Üç İzleme Noktası Sessiz, Veriler Kayıp
Deprem öncesinde Hatay’da beş ayrı noktada hizmet veren hava kalitesi izleme istasyonlarından şu anda yalnızca ikisi aktif. Özellikle Samandağ, Antakya ve Vali Kavşağı gibi kritik bölgelerde, uzun süredir herhangi bir veri paylaşımı yapılmıyor. Rızvanoğlu, bu duruma şu sözlerle tepki gösterdi:
"Altyapı olmasına rağmen bu istasyonlar çalışmıyorsa neden onarılmıyor? Çalışıyorsa neden ölçülen değerler kamuoyuyla paylaşılmıyor?"
Çevre Kanunu ve ilgili yönetmeliklere göre, bu verilerin kamuoyuna açıklanması zorunlu. Ancak mevcut durumda hava ne ölçülüyor ne de açıklanıyor.
Solunan Hava, DSÖ Sınırının 4 Katı Kirli
Geçtiğimiz yıl Temiz Hava Hakkı Platformu, Türk Tabipleri Birliği ve Hatay Tabip Odası tarafından Antakya’da 30 günlük hava ölçümü yapılmıştı. Sonuçlar çarpıcıydı: Hatay halkı, Dünya Sağlık Örgütü'nün önerdiği sınırların dört katı kadar ince partikül madde (PM2.5) soluyor.
"Bu partiküller akciğerin en derin dokularına inebiliyor, kansere yol açabiliyor. Vücutta yıllarca kalıyor," diyen Rızvanoğlu, bu verilerin acil müdahale gerektirdiğini vurguladı.
Denetimsiz Molozlar, Taş Ocakları ve Asbest Tehlikesi
Deprem sonrası molozların usule uygun şekilde kaldırılmaması, demir ayrıştırma işlemlerinin yerleşim alanları içinde sürdürülmesi ve ÇED süreci işletilmeden açılan 114 taş ve maden ocağı, Hatay’daki hava kirliliğini daha da derinleştiriyor.

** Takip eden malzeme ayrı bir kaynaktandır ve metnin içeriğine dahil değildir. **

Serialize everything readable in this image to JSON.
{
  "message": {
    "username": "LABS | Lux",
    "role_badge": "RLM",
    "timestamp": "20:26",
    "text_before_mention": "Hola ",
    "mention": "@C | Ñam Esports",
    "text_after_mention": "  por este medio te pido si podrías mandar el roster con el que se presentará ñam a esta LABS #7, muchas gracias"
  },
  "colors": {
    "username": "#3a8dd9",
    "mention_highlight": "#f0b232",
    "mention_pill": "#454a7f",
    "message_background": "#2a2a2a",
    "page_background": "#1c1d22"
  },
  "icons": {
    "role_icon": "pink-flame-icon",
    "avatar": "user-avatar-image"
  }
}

Rızvanoğlu, söz konusu faaliyetlerin halk sağlığını doğrudan etkilediğini belirterek şunları söyledi:
"Bu toz yalnızca gözü yakmıyor, ciğerleri deliyor, çocukları hasta ediyor, yaşlıları acile taşıyor. Bugün solunan bu hava, 10 yıl sonra karşımıza akciğer kanseri olarak çıkacak."
Buna ek olarak asbest tehlikesinin hâlâ çözüme kavuşturulmadığını hatırlatan Rızvanoğlu, bu görünmeyen ama etkisi yıllar sonra ortaya çıkan riskin de acilen ele alınması gerektiğini ifade etti.
Bakanlık ve Valilik Neden Sessiz?
Tüm bu verilerin ve tehlikelerin ortada olmasına rağmen, Çevre Bakanlığı ve Hatay Valiliği’nin halen sessiz kalması kamuoyunda büyük tepki yaratıyor. Rızvanoğlu, açıklamasını şu sorularla sonlandırdı:
"Hatay’daki hava kalitesi izleme istasyonları neden hâlâ çalışmıyor? 114 denetimsiz tesisin yarattığı kirlilik neden görmezden geliniyor?"